Russia's new space agency chief said today that a manned mission to Mars in the near future is realistic provided funding is adequate, and appeared to express support for an ambitious plan to visit the planet within a decade, the Interfax news agency reported.
"The project is very interesting and I am not turning it down," Interfax quoted space agency chief Mr Anatoly Perminov as saying in Berlin, apparently referring to a plan announced last month to send a six-man crew to Mars.
"Any project is flatly rejected by some and fully supported by others at first. We hold a fairly progressive, professional, neutral stance. We support it, and it should be further developed," he said.
MR Georgy Uspensky, a researcher at the Central Research Institute for Machine-Building, Russia's premier authority on space equipment design, said in April that it would carry out the project with funding promised by Aerospace Systems, a little-known private Russian company that says it draws no resources from the state budget.

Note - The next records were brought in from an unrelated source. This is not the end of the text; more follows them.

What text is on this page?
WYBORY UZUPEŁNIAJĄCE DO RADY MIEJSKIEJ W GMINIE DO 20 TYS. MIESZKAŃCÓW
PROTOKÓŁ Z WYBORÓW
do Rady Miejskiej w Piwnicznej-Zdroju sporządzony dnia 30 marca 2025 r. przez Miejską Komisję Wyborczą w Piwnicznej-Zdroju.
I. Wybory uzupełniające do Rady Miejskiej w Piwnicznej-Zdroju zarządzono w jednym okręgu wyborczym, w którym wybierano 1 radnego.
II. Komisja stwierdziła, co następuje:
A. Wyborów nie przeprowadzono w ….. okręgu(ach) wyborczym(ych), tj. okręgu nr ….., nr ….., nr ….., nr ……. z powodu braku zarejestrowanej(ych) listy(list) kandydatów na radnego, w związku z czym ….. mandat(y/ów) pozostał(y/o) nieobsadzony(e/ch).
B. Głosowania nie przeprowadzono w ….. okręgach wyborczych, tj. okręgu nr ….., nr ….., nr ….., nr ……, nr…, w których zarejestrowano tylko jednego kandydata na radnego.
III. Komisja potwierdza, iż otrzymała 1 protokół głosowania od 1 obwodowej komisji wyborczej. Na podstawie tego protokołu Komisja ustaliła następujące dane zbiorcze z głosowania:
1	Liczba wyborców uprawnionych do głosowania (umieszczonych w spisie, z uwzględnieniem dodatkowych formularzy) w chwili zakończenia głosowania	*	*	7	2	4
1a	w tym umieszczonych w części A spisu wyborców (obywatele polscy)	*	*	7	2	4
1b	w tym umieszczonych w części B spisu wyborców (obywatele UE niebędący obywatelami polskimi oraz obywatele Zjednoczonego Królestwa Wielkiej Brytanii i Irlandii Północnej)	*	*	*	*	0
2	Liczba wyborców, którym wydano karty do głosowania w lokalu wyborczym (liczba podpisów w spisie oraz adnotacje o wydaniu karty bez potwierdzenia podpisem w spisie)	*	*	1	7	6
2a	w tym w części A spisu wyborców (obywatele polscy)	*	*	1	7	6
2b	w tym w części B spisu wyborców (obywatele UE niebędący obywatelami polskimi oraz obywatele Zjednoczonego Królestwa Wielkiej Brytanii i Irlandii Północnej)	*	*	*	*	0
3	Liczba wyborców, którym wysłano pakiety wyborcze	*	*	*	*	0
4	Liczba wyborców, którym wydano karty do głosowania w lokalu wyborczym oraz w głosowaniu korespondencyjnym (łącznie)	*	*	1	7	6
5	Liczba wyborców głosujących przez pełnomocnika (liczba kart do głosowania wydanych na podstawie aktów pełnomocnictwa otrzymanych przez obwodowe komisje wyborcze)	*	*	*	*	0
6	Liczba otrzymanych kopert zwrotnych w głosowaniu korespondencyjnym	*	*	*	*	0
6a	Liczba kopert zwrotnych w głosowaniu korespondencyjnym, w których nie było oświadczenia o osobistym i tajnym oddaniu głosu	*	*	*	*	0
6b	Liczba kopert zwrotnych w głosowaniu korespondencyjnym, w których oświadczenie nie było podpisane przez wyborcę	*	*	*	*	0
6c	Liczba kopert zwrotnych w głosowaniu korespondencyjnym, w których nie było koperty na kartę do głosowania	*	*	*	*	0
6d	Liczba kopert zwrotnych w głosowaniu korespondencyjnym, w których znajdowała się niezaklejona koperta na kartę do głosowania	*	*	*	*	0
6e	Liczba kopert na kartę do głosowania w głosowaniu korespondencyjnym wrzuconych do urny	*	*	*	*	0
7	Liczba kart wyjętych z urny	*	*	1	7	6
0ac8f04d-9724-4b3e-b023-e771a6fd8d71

Mr Uspensky said the small US$3-5 billion budget for the mission reflected plans to use already developed spacecraft, and predicted it would happen around 2011-2013.
A spokesman for the Russian Space Agency said at the time that he had never heard of the project and that it would be impossible to implement with such a meager budget and in such a short time period.
Mr Perminov, who took over as space agency chief in a government reshuffle in March, said the project should be international.
"It would be very difficult for one country to carry out such a program," Interfax quoted him as saying. He said a mission to Mars would require adequate funding.
Mr Perminov said the Russian agency has discussed manned Moon and Mars projects with NASA, the U.S. space agency.
Earlier this year, US President Mr George W Bush proposed a manned mission to Mars but did not set a timeline for such a trip, which American scientists believe would probably remain decades away.